PD-1 inhibits the TCR signaling cascade by sequestering SHP-2 phosphatase, preventing its translocation to lipid rafts and facilitating Csk-mediated inhibitory phosphorylation of Lck.

Abstract PD-1 inhibits T cell responses but the biochemical mechanisms are poorly understood. PD-1 cytoplasmic tail contains an ITIM and an ITSM motif. SHP-2 tyrosine phosphatase interacts with the ITSM and has a critical role in PD-1-mediated inhibition. Although phosphatases are considered negative regulators of activation, SHP-2 deficient T cells display impaired activation of MAPK in response to TCR/CD3 stimulation. Conversely, SHP-2 mutations leading to gain of function induce activation of Ras-MAPK pathway in AML. Thus, SHP-2 may activate some signaling pathways. We investigated how PD-1: SHP-2 interaction inhibits T cell activation.
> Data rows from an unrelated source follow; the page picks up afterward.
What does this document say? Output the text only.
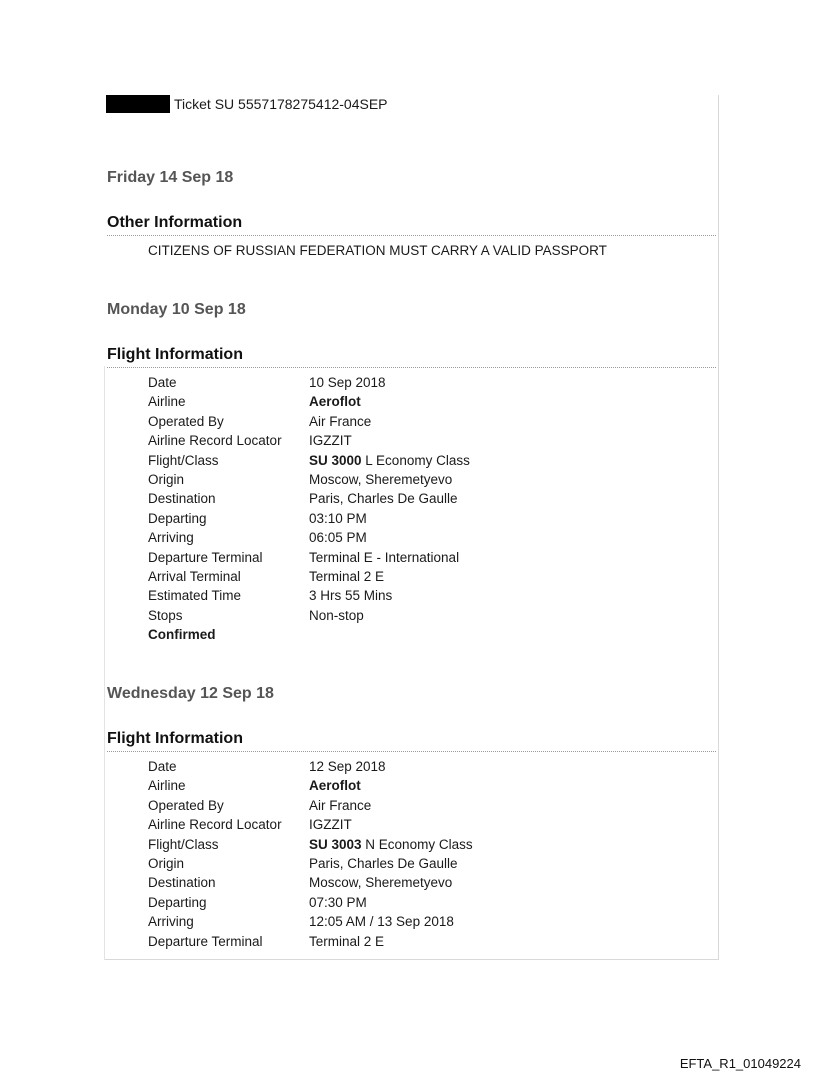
Ticket SU 5557178275412-04SEP
Friday 14 Sep 18
Other Information
CITIZENS OF RUSSIAN FEDERATION MUST CARRY A VALID PASSPORT
Monday 10 Sep 18
Flight Information
Date	10 Sep 2018
Airline	Aeroflot
Operated By	Air France
Airline Record Locator	IGZZIT
Flight/Class	SU 3000 L Economy Class
Origin	Moscow, Sheremetyevo
Destination	Paris, Charles De Gaulle
Departing	03:10 PM
Arriving	06:05 PM
Departure Terminal	Terminal E - International
Arrival Terminal	Terminal 2 E
Estimated Time	3 Hrs 55 Mins
Stops	Non-stop
Confirmed
Wednesday 12 Sep 18
Flight Information
Date	12 Sep 2018
Airline	Aeroflot
Operated By	Air France
Airline Record Locator	IGZZIT
Flight/Class	SU 3003 N Economy Class
Origin	Paris, Charles De Gaulle
Destination	Moscow, Sheremetyevo
Departing	07:30 PM
Arriving	12:05 AM / 13 Sep 2018
Departure Terminal	Terminal 2 E
EFTA_R1_01049224
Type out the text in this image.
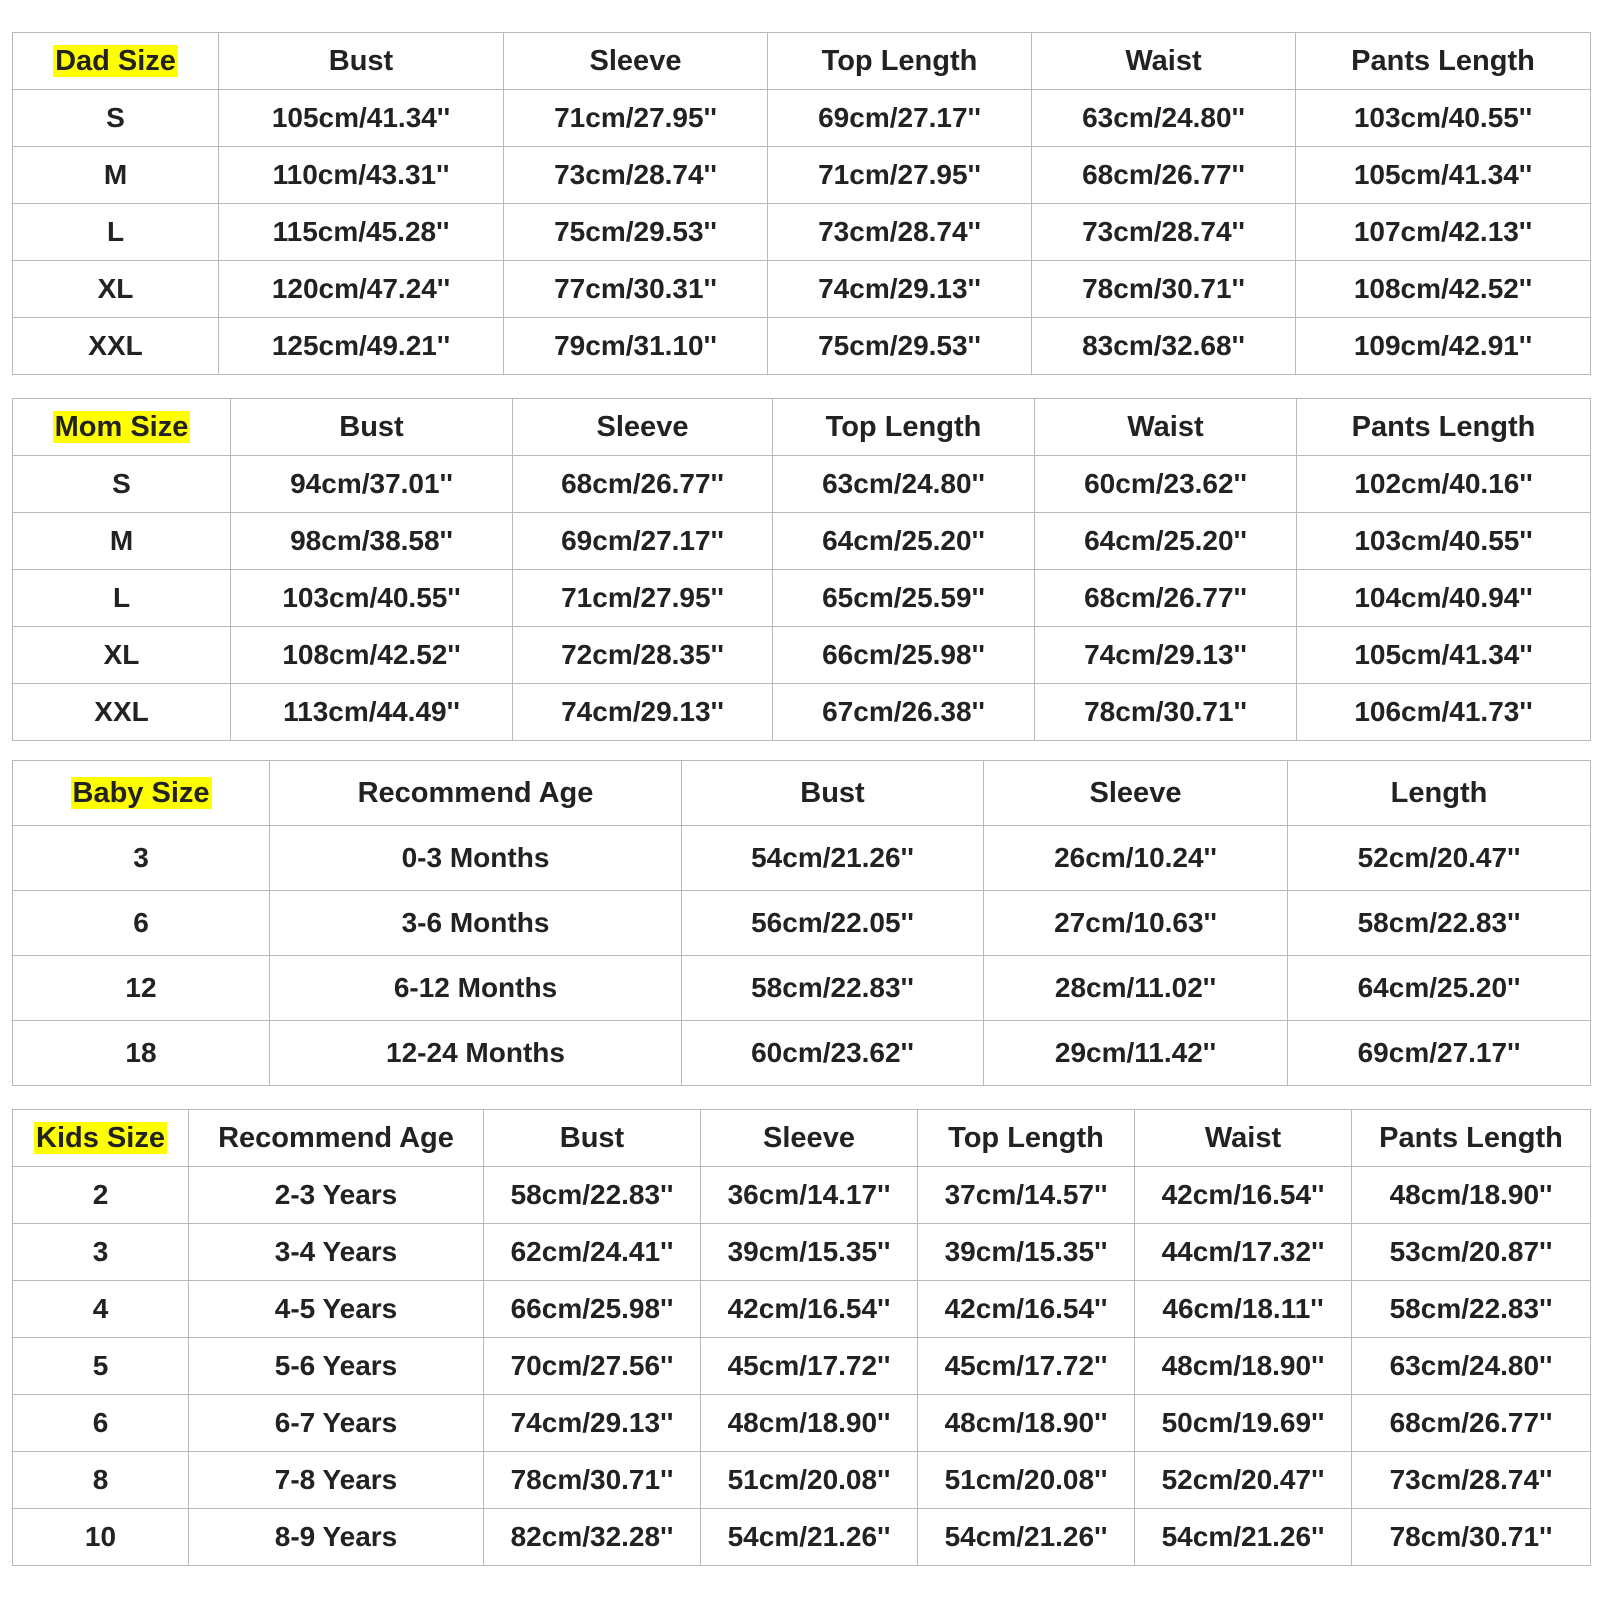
Dad Size	Bust	Sleeve	Top Length	Waist	Pants Length
S	105cm/41.34''	71cm/27.95''	69cm/27.17''	63cm/24.80''	103cm/40.55''
M	110cm/43.31''	73cm/28.74''	71cm/27.95''	68cm/26.77''	105cm/41.34''
L	115cm/45.28''	75cm/29.53''	73cm/28.74''	73cm/28.74''	107cm/42.13''
XL	120cm/47.24''	77cm/30.31''	74cm/29.13''	78cm/30.71''	108cm/42.52''
XXL	125cm/49.21''	79cm/31.10''	75cm/29.53''	83cm/32.68''	109cm/42.91''
Mom Size	Bust	Sleeve	Top Length	Waist	Pants Length
S	94cm/37.01''	68cm/26.77''	63cm/24.80''	60cm/23.62''	102cm/40.16''
M	98cm/38.58''	69cm/27.17''	64cm/25.20''	64cm/25.20''	103cm/40.55''
L	103cm/40.55''	71cm/27.95''	65cm/25.59''	68cm/26.77''	104cm/40.94''
XL	108cm/42.52''	72cm/28.35''	66cm/25.98''	74cm/29.13''	105cm/41.34''
XXL	113cm/44.49''	74cm/29.13''	67cm/26.38''	78cm/30.71''	106cm/41.73''
Baby Size	Recommend Age	Bust	Sleeve	Length
3	0-3 Months	54cm/21.26''	26cm/10.24''	52cm/20.47''
6	3-6 Months	56cm/22.05''	27cm/10.63''	58cm/22.83''
12	6-12 Months	58cm/22.83''	28cm/11.02''	64cm/25.20''
18	12-24 Months	60cm/23.62''	29cm/11.42''	69cm/27.17''
Kids Size	Recommend Age	Bust	Sleeve	Top Length	Waist	Pants Length
2	2-3 Years	58cm/22.83''	36cm/14.17''	37cm/14.57''	42cm/16.54''	48cm/18.90''
3	3-4 Years	62cm/24.41''	39cm/15.35''	39cm/15.35''	44cm/17.32''	53cm/20.87''
4	4-5 Years	66cm/25.98''	42cm/16.54''	42cm/16.54''	46cm/18.11''	58cm/22.83''
5	5-6 Years	70cm/27.56''	45cm/17.72''	45cm/17.72''	48cm/18.90''	63cm/24.80''
6	6-7 Years	74cm/29.13''	48cm/18.90''	48cm/18.90''	50cm/19.69''	68cm/26.77''
8	7-8 Years	78cm/30.71''	51cm/20.08''	51cm/20.08''	52cm/20.47''	73cm/28.74''
10	8-9 Years	82cm/32.28''	54cm/21.26''	54cm/21.26''	54cm/21.26''	78cm/30.71''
A key event required for activation of the TCR/CD3 signaling cascade is the downregulation of Csk-mediated inactivating phosphorylation of Lck on Tyr-505. Growth factor stimulation of epithelial cells recruits SHP-2 to the plasma membrane and abrogates Csk-mediated inactivating phosphorylation of Src kinase. We determined that TCR/CD3 stimulation downregulated Lck phosphorylation on Tyr-505 but this was prevented by PD-1 ligation. Because Lck is localized in membrane lipid rafts, we examined whether SHP-2 might be recruited to the rafts. TCR/CD3 stimulation resulted in translocation of SHP-2 to the lipid rafts. In contrast, PD-1 ligation recruited SHP-2 to the PD-1 ITSM abrogating translocation of SHP-2 to the rafts and resulted in enhanced Lck phosphorylation on Tyr-505. Our results unravel a previously unidentified mechanism via which PD-1 inhibits T cell activation by sequestering SHP-2 and preventing its translocation to the site on the plasma membrane where SHP-2 plays a key role in activating the TCR signaling cascade by reversing Csk-mediated inactivating phosphorylation of Lck.